3 Traps that Will Rob You of Your Financial Peace

Financial traps lurk around every corner.  We fall into them when we become too smart in how we manage our money.  Perhaps we think we can get a good deal with 0% financing, we have a budget, but don’t really follow it each month, or we try to be too smart and borrow from our savings.  While on the surface they seem harmless, but dig deeper and you’ll see how they can rob you of your financial peace.

0% Financing

Financial TrapsI know 0% financing seems to make sense. After all, you’re not paying any interest unless you miss a payment. A lot of people use 0% financing for TV’s and appliances. We’ve used 0% financing for items in the past. However, this is never as good of a deal as what it seems like. 0% financing is still debt no matter how you look at it. You’re locked into the payments every month until it’s paid off and there are typically big penalties if you miss.

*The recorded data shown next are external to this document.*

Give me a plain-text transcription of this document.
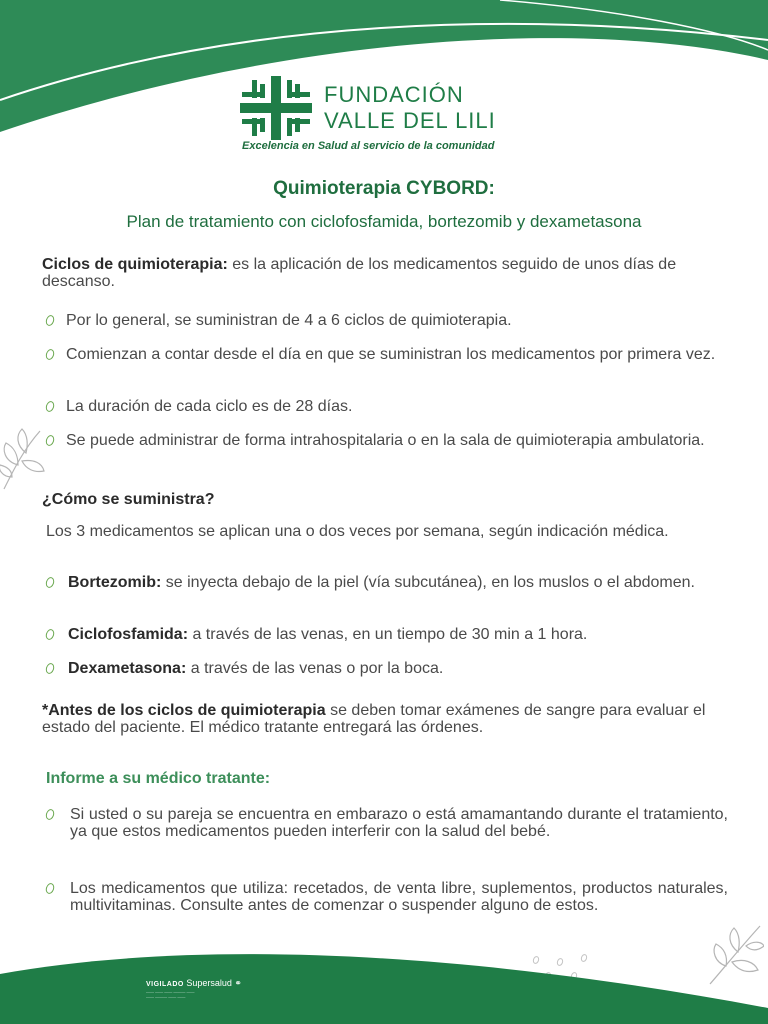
FUNDACIÓN
VALLE DEL LILI
Excelencia en Salud al servicio de la comunidad
Quimioterapia CYBORD:
Plan de tratamiento con ciclofosfamida, bortezomib y dexametasona
Ciclos de quimioterapia: es la aplicación de los medicamentos seguido de unos días de descanso.
Por lo general, se suministran de 4 a 6 ciclos de quimioterapia.
Comienzan a contar desde el día en que se suministran los medicamentos por primera vez.
La duración de cada ciclo es de 28 días.
Se puede administrar de forma intrahospitalaria o en la sala de quimioterapia ambulatoria.
¿Cómo se suministra?
Los 3 medicamentos se aplican una o dos veces por semana, según indicación médica.
Bortezomib: se inyecta debajo de la piel (vía subcutánea), en los muslos o el abdomen.
Ciclofosfamida: a través de las venas, en un tiempo de 30 min a 1 hora.
Dexametasona: a través de las venas o por la boca.
*Antes de los ciclos de quimioterapia se deben tomar exámenes de sangre para evaluar el estado del paciente. El médico tratante entregará las órdenes.
Informe a su médico tratante:
Si usted o su pareja se encuentra en embarazo o está amamantando durante el tratamiento, ya que estos medicamentos pueden interferir con la salud del bebé.
Los medicamentos que utiliza: recetados, de venta libre, suplementos, productos naturales, multivitaminas. Consulte antes de comenzar o suspender alguno de estos.
VIGILADO Supersalud ⚭
—— —— —— ——— ——
—— ——— —— ——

The biggest problem with this type of financing is presuming you will always have the money to make the payments each month. The bigger the payment, the bigger the presumption you’re making. Surprise expenses come up from time to time and that’s just a fact of life. If money is tight, you might be forced to miss a payment or have to put that surprise expense on a credit card because of your 0% payment obligation.

Not Following Your Budget

We create a budget to manage spending to a plan each month. It would be ridiculous to say you’ll always stay within your budget. As good of a planner as you may be, there are still going to be times you spend a little more than anticipated. Maybe because you bought more groceries than usual or gas prices increased. But if you consistently ignore your plan and don’t correct overspending, you’ll dig yourself into a hole that’s difficult to get out of. Too much eating out? It will eventually catch up. You’re either forced to take money from another budget category to keep your budget in balance, or use your credit card.  Otherwise, you don’t have the money to meet other expenses.  Don’t beat yourself up about overspending, but don’t let it run out of control either.

Borrowing from Your Savings

Borrowing from savings is easy to do sometimes. Perhaps you’ve been told you’re getting a work bonus, but you won’t receive the money for a couple of months. It’s easy enough to spend ahead from savings and then some. But the problem  is using money today you may need tomorrow. Again, life happens and we all need our savings from time to time.

Things get really complicated when you have to put new expenses on a credit card because you’re waiting on the future money to pay back your savings. Borrowing from savings gets more complicated when you borrow based on an assumption that you’ll earn the extra money later. What happens if you don’t earn that money? Again, you’re forced to swipe the credit card.

All these things are easy traps to fall into. Believe me, my wife and I’ve done every one of them and they’ve definitely robbed us of our financial peace.

What do you think about these traps?

About Jason Price

Jason Price is a family man saved by grace, passionate about faithful financial stewardship (1 Cor 4:2 NIV), soccer and the Pacific sun.

  • http://twitter.com/StumbleForward Chris Holdheide

    I’ve considered 0% financing on some new appliances at Sears but I just don’t like have a loan except for my mortgage. Instead I’m just planning to make the payments to my savings account each month until I have the cash.

    On top of that with places like Sears I can pick out the appliances you like and hold them until you need them. What’s great about this is if a better deal comes along you can take that and save even more.

    • http://www.onemoneydesign.com/ Jason Price

      Chris, while it’s not easy to wait on something you want, your approach is the smartest. Pay yourself until you have enough money to make the purchase. In theory 0% is a good idea, but it locks people into an obligation. With the savings approach you have no obligation but your savings account. Thanks for sharing!

  • http://www.jesusmoney.com/ Kent @ Jesusmoney

    Thank you for this article, I have been contemplating a purchase on an electronic device, and could very easily use savings which I have been thinking of doing, but never thought about it being borrowing from savings, good way to look at it, and help with the psycology of money

    • http://www.onemoneydesign.com/ Jason Price

      Kent, unfortunately, I’ve learned the hard way. The problem is needing the savings before we can repay it. Never a good situation to be in.

  • FM

    If a person has cash to buy a smaller and older house in a less desirable neighborhood (but still reasonably safe) VERSUS having to pay a mortgage to live in a better/safer neighborhood in a house that is newer/cheaper/easier to maintain?
    Which is better, considering that the older house should cost more to maintain?